Askolani Dipanggil Sebagai Saksi
Mantan Direktur Jenderal Bea dan Cukai, Askolani, juga telah dipanggil oleh penyidik Kejaksaan Agung untuk memberikan kesaksian terkait kasus tersebut. Kepala Pusat Penerangan Hukum Kejaksaan Agung, Anang Supriatna, mengungkapkan hal ini sebagai bagian dari upaya mendalami regulasi dan mekanisme ekspor yang berlaku saat Askolani menjabat di Direktorat Jenderal Bea dan Cukai.
Penyidikan Terhadap Ekspor Limbah Sawit
Penyidik juga tengah menggali berbagai aturan dan prosedur ekspor yang diterapkan pada masa jabatan Askolani, dalam rangka memahami lebih dalam dugaan korupsi ekspor limbah sawit yang kini sedang diselidiki oleh Kejagung. Ini menjadi pemeriksaan perdana terhadap Askolani sejak kasus ini diusut. Skandal yang melibatkan dugaan manipulasi ekspor minyak sawit kembali mencuat, dengan 11 orang telah ditetapkan sebagai tersangka dalam kasus ini.

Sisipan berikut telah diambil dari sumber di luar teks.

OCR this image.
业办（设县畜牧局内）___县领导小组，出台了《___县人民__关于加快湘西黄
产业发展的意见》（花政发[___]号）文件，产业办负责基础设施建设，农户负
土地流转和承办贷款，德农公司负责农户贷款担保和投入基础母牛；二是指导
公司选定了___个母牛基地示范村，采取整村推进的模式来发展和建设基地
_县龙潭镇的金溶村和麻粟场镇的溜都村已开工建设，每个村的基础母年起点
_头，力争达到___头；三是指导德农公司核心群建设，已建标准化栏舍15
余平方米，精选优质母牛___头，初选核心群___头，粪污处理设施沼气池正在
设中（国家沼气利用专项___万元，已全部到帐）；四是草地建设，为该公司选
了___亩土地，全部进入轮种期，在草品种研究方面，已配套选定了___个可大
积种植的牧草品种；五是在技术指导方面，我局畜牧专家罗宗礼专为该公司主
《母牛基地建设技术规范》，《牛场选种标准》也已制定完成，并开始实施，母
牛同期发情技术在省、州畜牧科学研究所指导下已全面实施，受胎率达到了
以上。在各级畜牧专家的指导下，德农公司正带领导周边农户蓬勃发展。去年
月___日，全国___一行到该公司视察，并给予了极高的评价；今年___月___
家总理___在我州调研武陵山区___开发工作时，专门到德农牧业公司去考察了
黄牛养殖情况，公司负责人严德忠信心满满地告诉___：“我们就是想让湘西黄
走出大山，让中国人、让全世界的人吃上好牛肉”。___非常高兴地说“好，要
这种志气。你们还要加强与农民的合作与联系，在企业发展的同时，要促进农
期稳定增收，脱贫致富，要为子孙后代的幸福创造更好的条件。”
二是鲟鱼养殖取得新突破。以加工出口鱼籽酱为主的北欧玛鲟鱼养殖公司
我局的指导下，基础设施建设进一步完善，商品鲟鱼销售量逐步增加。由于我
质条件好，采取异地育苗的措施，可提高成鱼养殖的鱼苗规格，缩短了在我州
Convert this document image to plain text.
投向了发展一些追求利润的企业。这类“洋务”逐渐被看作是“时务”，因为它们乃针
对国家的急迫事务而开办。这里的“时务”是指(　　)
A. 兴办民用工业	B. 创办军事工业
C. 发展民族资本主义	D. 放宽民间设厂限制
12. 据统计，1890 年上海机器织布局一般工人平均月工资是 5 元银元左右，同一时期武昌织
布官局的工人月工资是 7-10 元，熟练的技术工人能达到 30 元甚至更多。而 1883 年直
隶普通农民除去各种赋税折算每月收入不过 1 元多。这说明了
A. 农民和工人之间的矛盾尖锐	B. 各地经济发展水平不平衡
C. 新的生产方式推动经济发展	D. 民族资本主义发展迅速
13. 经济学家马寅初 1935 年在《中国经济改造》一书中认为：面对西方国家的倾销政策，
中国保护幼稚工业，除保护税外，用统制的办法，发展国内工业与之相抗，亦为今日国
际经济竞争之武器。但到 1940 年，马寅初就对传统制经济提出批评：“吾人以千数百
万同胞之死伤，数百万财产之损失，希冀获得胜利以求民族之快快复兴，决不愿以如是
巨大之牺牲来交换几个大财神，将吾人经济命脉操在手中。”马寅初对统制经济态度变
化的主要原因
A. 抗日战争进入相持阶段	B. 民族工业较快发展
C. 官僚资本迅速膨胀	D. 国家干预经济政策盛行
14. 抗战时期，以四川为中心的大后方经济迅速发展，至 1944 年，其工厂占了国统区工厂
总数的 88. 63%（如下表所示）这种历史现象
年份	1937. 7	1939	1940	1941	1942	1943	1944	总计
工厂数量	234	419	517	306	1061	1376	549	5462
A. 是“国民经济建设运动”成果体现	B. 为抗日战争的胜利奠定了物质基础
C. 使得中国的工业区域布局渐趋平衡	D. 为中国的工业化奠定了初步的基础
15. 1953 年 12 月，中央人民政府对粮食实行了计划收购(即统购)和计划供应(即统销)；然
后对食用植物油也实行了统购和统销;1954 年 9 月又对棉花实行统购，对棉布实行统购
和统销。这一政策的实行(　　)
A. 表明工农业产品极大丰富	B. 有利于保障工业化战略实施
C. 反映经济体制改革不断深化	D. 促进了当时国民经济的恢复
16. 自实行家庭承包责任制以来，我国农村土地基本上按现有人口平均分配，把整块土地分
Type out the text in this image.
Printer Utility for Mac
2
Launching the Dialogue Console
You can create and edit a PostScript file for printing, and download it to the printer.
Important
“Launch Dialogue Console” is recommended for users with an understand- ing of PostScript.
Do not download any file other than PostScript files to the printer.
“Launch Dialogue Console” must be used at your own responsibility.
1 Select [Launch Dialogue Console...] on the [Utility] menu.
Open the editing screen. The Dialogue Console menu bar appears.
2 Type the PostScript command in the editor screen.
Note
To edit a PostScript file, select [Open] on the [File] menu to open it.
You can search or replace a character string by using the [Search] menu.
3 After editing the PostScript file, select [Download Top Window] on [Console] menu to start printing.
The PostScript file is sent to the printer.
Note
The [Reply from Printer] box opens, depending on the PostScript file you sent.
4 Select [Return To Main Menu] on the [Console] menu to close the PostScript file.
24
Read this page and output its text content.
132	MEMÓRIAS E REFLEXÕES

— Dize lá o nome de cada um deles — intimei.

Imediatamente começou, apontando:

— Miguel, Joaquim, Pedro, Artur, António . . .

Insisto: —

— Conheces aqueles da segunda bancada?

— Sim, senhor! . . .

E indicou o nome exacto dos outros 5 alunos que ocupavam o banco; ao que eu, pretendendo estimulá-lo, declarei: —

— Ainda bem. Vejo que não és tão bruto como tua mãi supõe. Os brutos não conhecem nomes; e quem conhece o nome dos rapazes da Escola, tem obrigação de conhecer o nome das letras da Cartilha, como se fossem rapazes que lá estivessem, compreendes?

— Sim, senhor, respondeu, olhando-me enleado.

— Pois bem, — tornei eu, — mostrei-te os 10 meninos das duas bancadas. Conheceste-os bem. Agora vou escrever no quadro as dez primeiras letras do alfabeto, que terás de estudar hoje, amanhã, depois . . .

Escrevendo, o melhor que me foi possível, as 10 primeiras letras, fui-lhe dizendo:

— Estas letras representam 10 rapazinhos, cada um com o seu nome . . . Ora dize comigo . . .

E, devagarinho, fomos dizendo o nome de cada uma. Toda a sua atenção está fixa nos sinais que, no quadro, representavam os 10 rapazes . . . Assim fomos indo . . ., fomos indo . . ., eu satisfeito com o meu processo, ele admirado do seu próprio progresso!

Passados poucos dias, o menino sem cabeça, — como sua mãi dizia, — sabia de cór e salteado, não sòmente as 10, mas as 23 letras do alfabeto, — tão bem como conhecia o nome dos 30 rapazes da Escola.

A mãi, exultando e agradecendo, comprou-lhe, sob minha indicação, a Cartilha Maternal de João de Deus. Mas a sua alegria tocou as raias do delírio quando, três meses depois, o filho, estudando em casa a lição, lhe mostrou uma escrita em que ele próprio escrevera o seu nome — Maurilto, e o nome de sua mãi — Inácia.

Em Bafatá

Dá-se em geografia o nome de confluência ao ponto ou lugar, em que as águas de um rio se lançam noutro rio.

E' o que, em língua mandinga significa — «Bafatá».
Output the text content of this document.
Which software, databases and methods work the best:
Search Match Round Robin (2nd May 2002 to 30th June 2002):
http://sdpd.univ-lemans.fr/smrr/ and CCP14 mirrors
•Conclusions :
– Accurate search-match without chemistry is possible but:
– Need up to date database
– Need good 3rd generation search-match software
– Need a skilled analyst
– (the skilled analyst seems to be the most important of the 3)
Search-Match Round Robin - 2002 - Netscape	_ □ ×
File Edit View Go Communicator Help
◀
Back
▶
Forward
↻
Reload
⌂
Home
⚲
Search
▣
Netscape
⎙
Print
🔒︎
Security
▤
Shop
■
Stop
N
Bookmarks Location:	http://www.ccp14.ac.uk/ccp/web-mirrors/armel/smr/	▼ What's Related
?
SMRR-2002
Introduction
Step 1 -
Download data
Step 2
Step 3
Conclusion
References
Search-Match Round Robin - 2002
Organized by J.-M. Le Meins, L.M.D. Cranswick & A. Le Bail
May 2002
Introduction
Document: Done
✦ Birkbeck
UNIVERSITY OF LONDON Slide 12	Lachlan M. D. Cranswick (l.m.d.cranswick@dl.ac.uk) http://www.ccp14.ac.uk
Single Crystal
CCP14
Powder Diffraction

Para tersangka berasal dari berbagai instansi, termasuk pejabat Direktorat Jenderal Bea dan Cukai, Kementerian Perindustrian, serta jajaran direksi perusahaan swasta. Mereka diduga terlibat dalam praktik manipulasi kode harmonized system (HS Code) untuk menghindari kewajiban pembayaran biaya ekspor.
Salah satu tersangka dalam kasus ini adalah FJR, mantan Direktur Teknis Kepabeanan Direktorat Jenderal Bea dan Cukai. Selain itu, pemegang jabatan lain seperti LHB juga turut terlibat dalam praktik ini.
Penetapan Tersangka Berdasarkan Bukti yang Cukup
Direktur Penyidikan Jaksa Agung Muda Tindak Pidana Khusus (Jampidsus) Kejagung RI, Syarief Sulaeman Nahdi, menjelaskan bahwa penetapan tersangka dilakukan setelah penyidik mengumpulkan alat bukti yang cukup kuat untuk menindaklanjuti kasus ekspor minyak mentah sawit yang disamarkan sebagai POME.